Dalle mie parti, chiameremmo questo un "Ritorno col botto". Anche se nei piani originali ci sarebbe dovuto essere un capitolo mediano, ho preferito rilanciarvi un po' nella fase attiva della storia. Forse un po' troppo attiva, considerato che manca ormai poco alla conclusione. Questa volta Di Sable se l'è pensata molto bene, vero?
Ci tengo a chiarire che, sì, in AC1 è detto chiaramente che Altair è immune al potere psichico della Mela, ma non a quello fisico. Essendo Vega una discendente della Prima Civilizzazione, come lui, la cosa dovrebbe valere anche per lei... Quindi com'è che l'hanno accoppata così bene? Mi riservo di spiegare tutto nei successivi capitoli.
Spero di non avervi bistrattato troppo con questo triste destino per il nostro affascinante Assassino.

2)
Mi è sembrato di dover camminare un po' sulle uova per scegliere i termini da far usare a Vega per descrivere quello che le stava succedendo. Di certo, il termine "Lavaggio del Cervello" non era contemplato all'epoca ma, d'altra parte, parlare di "indottrinamento" mi sembrava esagerato. Se vi dovesse risultare inappropriato, mi appello al famoso aspetto del Traduttore dell'Animus che traduce tutto in un linguaggio più corrente in modo tale che tutto sia più comprensibile.

3) Di questo particolare Frutto Dell'Eden si fa menzione in AC2, in uno dei documenti del Soggetto 16 e, inoltre, Rodrigo Borgia ne fa uso in una battaglia.
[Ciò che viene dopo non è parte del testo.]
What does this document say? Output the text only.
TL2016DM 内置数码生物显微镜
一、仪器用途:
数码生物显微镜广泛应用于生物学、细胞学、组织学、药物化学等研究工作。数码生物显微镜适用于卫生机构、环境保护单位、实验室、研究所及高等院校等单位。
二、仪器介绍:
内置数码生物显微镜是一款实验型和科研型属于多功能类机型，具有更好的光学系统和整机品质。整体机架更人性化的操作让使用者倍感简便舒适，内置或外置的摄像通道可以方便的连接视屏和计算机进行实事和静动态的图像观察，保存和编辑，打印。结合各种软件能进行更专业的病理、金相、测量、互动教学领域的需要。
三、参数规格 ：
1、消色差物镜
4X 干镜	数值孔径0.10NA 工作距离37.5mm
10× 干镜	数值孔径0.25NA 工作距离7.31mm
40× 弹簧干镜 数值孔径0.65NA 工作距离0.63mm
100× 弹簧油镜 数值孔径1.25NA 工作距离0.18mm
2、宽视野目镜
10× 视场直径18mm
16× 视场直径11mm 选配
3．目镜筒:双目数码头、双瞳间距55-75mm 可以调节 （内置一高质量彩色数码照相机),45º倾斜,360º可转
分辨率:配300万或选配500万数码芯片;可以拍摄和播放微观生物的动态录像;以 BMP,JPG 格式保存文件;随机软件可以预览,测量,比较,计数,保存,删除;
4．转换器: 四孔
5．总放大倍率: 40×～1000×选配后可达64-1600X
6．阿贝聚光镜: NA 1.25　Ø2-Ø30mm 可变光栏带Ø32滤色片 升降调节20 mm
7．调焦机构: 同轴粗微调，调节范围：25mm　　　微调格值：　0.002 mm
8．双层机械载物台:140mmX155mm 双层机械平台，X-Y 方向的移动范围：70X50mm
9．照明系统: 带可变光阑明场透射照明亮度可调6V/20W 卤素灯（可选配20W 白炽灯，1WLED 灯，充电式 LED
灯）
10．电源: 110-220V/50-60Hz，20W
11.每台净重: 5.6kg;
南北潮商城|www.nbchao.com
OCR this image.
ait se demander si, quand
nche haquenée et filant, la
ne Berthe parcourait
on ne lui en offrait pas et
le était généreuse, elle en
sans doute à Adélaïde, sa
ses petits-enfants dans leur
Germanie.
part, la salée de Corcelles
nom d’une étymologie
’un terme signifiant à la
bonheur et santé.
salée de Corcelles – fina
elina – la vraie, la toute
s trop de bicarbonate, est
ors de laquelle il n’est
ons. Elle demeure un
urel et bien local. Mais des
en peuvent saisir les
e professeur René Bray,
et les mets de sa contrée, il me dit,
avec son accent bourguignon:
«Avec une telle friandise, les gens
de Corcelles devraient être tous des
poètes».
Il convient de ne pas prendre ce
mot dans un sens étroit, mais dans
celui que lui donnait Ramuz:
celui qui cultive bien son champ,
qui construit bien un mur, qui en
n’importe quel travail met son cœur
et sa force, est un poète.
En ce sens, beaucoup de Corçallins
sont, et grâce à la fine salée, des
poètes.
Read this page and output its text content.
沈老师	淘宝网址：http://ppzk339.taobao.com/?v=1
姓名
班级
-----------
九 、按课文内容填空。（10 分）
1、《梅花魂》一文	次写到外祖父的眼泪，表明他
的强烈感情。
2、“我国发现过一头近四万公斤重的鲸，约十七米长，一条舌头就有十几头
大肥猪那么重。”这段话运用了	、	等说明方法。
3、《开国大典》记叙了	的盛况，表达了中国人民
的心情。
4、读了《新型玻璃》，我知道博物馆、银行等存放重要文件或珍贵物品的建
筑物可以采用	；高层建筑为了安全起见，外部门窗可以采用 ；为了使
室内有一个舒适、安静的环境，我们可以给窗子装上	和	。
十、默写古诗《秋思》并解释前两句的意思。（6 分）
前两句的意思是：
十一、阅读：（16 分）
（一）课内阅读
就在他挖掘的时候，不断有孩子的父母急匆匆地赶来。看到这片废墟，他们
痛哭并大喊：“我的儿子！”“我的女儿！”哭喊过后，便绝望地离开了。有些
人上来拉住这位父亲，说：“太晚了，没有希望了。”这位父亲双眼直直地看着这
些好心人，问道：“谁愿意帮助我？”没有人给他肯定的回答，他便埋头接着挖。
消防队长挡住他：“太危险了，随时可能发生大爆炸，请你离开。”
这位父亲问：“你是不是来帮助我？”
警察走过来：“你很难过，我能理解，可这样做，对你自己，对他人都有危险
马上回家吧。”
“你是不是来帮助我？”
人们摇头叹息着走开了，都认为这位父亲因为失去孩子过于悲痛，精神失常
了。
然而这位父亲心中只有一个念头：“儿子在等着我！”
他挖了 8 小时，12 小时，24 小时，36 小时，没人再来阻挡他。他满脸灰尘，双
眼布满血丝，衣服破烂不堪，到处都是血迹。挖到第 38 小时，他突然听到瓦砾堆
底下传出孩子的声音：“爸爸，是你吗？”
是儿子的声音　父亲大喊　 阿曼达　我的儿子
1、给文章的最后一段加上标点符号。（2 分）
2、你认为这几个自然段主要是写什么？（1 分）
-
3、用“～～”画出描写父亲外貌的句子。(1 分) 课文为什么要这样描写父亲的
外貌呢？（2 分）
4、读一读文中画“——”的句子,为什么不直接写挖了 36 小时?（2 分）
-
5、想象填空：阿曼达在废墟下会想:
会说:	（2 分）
Mi sono presa la libertà di averlo fatto appartenere ai Templari da quei tempi. Non tutti i Frutti hanno gli stessi poteri, in Bloodlines si fa menzione al fatto che i Templari fossero in possesso di diversi Manufatti meno potenti di quello posseduto da Altair.

4)
Kidron/ Gat šemanîm: La Valle del Cedron, è una valle situata tra la Città Vecchia di Gerusalemme e il Monte degli Ulivi, che prende il nome dal torrente Cedron che vi scorre vicino. E' inevitabile passarci per arrivare al Getsemani, il famoso piccolo Oliveto in cui Gesù pregò prima di essere arrestato. Il Getsemani si trova sul Monte Degli Ulivi. Mi è piaciuta molto l'idea di far muovere Altair in questi posti "biblici".

5) Apatheia: Virtù imprescindibile di qualunque filosofo Stoico dell'antichità, l'Apatia (non clinica) è la completa mancanza di "passioni", quei sentimenti troppo forti e dannosi, poiché obnubilano la razionalità, il più grande bene dell'uomo. Altair dice proprio "Fanculo" all'apatheia.